Incoming IOT record inserts might look like these:
CREATE (:FriendRecord { p1: "David", p2: "Mark" });
CREATE (:FriendRecord { p1: "David", p2: "Susan" });
CREATE (:FriendRecord { p1: "Bob", p2: "Susan" });
I added a WHERE clause to David's example and here it is:
//TRIGGER EXAMPLE WITH HELPER FUNCTION & WHERE CLAUSE
CALL apoc.trigger.add('loadFriendRecords',
"
UNWIND apoc.trigger.nodesByLabel({assignedLabels}, 'FriendRecord') AS iotnode
WITH iotnode
WHERE iotnode.p1 = 'David'
AND (:Person {name:iotnode.p1})-[:FRIENDS]-(:Person {name:'Mark'})
MERGE (p1:Person { name: iotnode.p1 })
MERGE (p2:Person { name: iotnode.p2 })
MERGE (p1)-[f:FRIENDS]->(p2)
DETACH DELETE iotnode
RETURN p1,f,p2
",
{ phase: 'after' })
Questions:
1.) In this transaction we take an incoming event stream data record, stuff its contents into a newly created node--basically a temporary node--use it to create some proper graph objects, and then delete the temporary node. All of this happens in miliseconds, inside of a transaction. Do these intermediate nodes ever actually get written to disk or do the exist only in memory?
2.) If I will be using a specific node property only for the purpose of being matched by a trigger, and will always immediately dispose of the node, is there any reason to index that property? Would it make the trigger any more efficient?

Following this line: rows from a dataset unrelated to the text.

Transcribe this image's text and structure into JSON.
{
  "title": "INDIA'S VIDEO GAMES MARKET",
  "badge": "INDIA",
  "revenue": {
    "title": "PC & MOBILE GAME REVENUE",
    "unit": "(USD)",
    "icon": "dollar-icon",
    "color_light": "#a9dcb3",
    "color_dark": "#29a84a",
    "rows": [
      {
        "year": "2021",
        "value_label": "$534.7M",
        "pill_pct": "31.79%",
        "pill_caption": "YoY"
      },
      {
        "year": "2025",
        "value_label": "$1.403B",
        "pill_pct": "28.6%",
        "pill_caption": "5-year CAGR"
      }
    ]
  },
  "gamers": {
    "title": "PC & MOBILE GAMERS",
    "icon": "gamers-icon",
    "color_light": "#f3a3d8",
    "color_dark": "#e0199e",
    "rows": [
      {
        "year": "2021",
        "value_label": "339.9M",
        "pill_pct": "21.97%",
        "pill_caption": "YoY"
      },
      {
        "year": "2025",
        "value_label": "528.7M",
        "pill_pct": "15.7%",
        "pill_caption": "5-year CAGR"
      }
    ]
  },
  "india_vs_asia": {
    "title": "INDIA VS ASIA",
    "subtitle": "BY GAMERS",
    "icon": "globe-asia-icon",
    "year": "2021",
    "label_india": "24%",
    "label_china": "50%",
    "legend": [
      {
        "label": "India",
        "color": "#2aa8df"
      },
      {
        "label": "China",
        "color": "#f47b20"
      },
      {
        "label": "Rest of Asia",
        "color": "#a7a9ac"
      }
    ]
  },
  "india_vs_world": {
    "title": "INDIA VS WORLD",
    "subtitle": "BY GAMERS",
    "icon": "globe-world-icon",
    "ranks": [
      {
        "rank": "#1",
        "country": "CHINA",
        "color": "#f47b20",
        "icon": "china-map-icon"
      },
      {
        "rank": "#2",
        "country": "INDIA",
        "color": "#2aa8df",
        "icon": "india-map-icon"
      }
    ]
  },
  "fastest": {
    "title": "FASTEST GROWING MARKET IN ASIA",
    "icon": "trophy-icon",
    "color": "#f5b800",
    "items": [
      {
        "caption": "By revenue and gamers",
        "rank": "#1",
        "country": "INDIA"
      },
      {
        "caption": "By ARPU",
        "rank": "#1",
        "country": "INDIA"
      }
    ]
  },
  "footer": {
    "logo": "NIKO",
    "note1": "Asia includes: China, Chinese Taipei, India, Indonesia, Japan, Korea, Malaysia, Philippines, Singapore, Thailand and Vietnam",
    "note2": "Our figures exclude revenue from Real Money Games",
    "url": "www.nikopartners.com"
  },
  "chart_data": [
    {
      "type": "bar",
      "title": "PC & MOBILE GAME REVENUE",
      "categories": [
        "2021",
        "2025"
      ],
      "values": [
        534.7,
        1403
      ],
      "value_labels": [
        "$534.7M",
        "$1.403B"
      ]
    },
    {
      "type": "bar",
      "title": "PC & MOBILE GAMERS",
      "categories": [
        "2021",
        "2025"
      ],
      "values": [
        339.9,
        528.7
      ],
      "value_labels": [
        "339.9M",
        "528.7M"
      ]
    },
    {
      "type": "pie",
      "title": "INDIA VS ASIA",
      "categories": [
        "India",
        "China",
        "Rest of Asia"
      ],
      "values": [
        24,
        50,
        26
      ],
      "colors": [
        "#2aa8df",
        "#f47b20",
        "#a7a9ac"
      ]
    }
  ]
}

3.) The method apoc.trigger.nodesByLabel appears to be plural for 'nodes'. Will this function ever return more than a single node?
4.) In the example above it looks like there is initially 'match' action for each individual new node of type 'FriendRecord', then in the WHERE clause it's a filtering action. Is there any benefit to making more of the filtering happen before the WHERE clause...is it even possible?
5.) Are there more examples outside the documentation showing useage of triggers?